Databricks significantly expands its Agent Bricks framework with new features around governance, evaluation, and data access. This way, the company aims to deploy its AI agents safely and reliably in production. During its “Week of AI Agents,” Databricks announced updates for MLflow, a proprietary governance layer for models, and a marketplace for MCP servers.

Evaluation Gets an Upgrade

MLflow, originally focused on machine learning, now also supports the evaluation and monitoring of AI agents. Organizations can train their own judges with domain-specific criteria. Feedback in natural language is used to adjust these judges, both on test data and live traffic. This is important in environments where reliability matters, including checks for bias, robustness, and decision quality.

The AI Gateway is new, a governance layer on top of both commercial and open-source models. This allows Databricks to enforce logging, access control, and audits on endpoints from GPT-5, Gemini, Claude, or Llama, for example. All of this is managed through Unity Catalog, with options to shield usage costs.
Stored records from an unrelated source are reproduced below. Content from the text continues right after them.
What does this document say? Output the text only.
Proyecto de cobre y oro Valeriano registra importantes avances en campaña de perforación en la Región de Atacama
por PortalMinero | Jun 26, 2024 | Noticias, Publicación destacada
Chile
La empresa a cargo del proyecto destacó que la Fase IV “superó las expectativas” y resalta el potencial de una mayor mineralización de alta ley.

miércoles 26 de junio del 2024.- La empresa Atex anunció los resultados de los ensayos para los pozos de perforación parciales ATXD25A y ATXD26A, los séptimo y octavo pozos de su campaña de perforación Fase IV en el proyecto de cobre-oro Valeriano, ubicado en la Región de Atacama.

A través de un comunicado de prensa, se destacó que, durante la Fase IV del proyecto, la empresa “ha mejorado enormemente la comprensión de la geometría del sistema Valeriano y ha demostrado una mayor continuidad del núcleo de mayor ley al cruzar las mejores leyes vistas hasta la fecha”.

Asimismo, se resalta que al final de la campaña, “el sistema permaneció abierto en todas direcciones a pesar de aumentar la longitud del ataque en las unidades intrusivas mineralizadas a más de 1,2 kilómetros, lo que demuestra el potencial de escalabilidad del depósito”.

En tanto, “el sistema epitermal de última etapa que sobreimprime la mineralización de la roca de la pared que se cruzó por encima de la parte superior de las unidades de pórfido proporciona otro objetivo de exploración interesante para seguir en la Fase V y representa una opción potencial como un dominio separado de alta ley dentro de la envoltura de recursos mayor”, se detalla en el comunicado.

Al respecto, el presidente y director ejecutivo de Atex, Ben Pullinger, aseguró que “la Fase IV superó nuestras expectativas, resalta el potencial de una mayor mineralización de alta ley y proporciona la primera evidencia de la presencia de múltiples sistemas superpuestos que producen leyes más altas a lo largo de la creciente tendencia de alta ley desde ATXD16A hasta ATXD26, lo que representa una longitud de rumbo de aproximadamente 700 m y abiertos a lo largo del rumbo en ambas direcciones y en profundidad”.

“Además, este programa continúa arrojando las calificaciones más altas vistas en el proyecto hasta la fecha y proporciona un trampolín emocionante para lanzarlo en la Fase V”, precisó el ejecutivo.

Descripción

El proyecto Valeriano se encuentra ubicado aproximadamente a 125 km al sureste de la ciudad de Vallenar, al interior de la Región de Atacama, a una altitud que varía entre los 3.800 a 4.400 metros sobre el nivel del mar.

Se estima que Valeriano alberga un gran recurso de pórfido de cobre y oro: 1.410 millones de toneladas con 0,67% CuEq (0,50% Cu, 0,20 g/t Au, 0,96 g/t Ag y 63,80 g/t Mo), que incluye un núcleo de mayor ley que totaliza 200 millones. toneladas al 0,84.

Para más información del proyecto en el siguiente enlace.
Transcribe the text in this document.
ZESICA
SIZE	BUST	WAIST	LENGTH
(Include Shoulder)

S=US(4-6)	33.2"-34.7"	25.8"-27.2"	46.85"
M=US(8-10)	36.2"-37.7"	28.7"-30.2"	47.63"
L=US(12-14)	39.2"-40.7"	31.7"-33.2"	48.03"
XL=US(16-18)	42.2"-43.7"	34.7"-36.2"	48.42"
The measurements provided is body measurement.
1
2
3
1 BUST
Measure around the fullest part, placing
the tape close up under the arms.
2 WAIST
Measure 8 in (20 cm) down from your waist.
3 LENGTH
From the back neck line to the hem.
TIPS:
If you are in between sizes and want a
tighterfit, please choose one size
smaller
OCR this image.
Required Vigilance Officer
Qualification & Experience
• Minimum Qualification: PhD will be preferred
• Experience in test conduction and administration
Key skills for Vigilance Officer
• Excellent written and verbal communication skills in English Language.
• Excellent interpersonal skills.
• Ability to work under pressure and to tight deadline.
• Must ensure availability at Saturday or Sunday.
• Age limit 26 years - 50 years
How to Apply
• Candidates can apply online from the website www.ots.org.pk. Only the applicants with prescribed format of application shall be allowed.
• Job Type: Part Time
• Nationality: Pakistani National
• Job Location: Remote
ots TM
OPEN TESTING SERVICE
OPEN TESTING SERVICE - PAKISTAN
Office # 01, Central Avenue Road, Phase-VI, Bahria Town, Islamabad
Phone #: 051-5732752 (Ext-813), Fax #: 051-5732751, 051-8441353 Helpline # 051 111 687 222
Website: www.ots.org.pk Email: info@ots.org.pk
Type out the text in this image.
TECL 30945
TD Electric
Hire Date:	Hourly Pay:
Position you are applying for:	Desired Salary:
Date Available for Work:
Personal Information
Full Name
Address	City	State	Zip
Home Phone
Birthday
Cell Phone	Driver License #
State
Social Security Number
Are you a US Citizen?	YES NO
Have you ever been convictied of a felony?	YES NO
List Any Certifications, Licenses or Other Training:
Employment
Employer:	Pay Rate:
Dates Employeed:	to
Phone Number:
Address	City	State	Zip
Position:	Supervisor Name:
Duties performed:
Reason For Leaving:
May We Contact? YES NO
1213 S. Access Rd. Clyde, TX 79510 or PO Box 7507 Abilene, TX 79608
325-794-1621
Marketplace for External Context

With support for the Model Context Protocol (MCP), AI agents can safely call third-party data and services. The online store grows based on customer demand. Partners can easily connect, though some services incur usage costs. A new Multi-Agent Supervisor (in beta) can coordinate workflows across multiple agents and MCP servers, with automated actions such as support tickets or SQL queries.

The new capabilities are available starting today, with some components in public preview or beta, writes SiliconANGLE.